From: "Maciej S. Szmigiero" <[email protected]>
When multiple VFIO devices are present in a VM the fact that their state
transitions on migration happen sequentially has a visible impact on
migration downtime.
This is because both PRE_COPY -> PRE_COPY_P2P -> STOP_COPY transitions on
the source and RESUMING -> RUNNING_P2P -> RUNNING transitions on the target
happen during the switchover phase.
During this phase the VM is stopped so the downtime is ticking.
These device state transitions are performed by VM state change handlers
registered by the VFIO device migration code.

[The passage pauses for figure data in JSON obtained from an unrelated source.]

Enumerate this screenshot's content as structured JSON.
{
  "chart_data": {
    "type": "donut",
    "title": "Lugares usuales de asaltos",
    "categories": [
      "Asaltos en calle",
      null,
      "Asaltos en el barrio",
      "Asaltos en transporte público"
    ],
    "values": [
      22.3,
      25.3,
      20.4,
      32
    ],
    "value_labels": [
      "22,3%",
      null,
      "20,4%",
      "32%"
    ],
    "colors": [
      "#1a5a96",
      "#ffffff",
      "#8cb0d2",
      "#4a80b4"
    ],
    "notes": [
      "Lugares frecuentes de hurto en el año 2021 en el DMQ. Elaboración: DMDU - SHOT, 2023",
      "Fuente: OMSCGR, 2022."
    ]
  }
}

Instead of performing such state transition synchronously launch a thread
performing the state change in parallel with other VFIO devices and other
VM state change handlers at the particular VFIO device qdev tree depth.
Only wait for this thread to finish *after* all other handlers at this
tree depth finish doing their jobs.
To implement the above allow adjustment of priority for VM state change
handlers - specifically allow registering qdev VM state change handlers
below and above the normal priority level for the registering device qdev
tree depth, but still properly ordered with respect to handlers
registered at other tree depths.
This way these state transitions can happen in parallel not only with
respect to other VFIO device instances but also ordinary (serialized)
handlers for other devices at this qdev tree depth.
Downtime results:
4 VFs 2 VFs 1 VF
Disabled: 1385 ms 758 ms 497 ms
Enabled: 986 ms 653 ms 493 ms
IMPROVEMENT: ~29 % ~14 % ~0 %
Test VM shape:
vCPU 12 cores x 2 threads, 15 GiB RAM.
VFIO devices in the source and target machine:
Mellanox ConnectX-7 with 100GbE link and ~100 MiB of device state per VF.
Maciej S. Szmigiero (2):
system/runstate: Allow adjustment of priority for VM state change
handlers
vfio/migration: Parallelize device state transitions
hw/core/vm-change-state-handler.c | 22 ++--
hw/vfio/migration.c | 174 ++++++++++++++++++++++++++++--
hw/vfio/pci.c | 2 +
hw/vfio/vfio-migration-internal.h | 4 +-
include/hw/vfio/vfio-device.h | 1 +
include/system/runstate.h | 2 +-
6 files changed, 189 insertions(+), 16 deletions(-)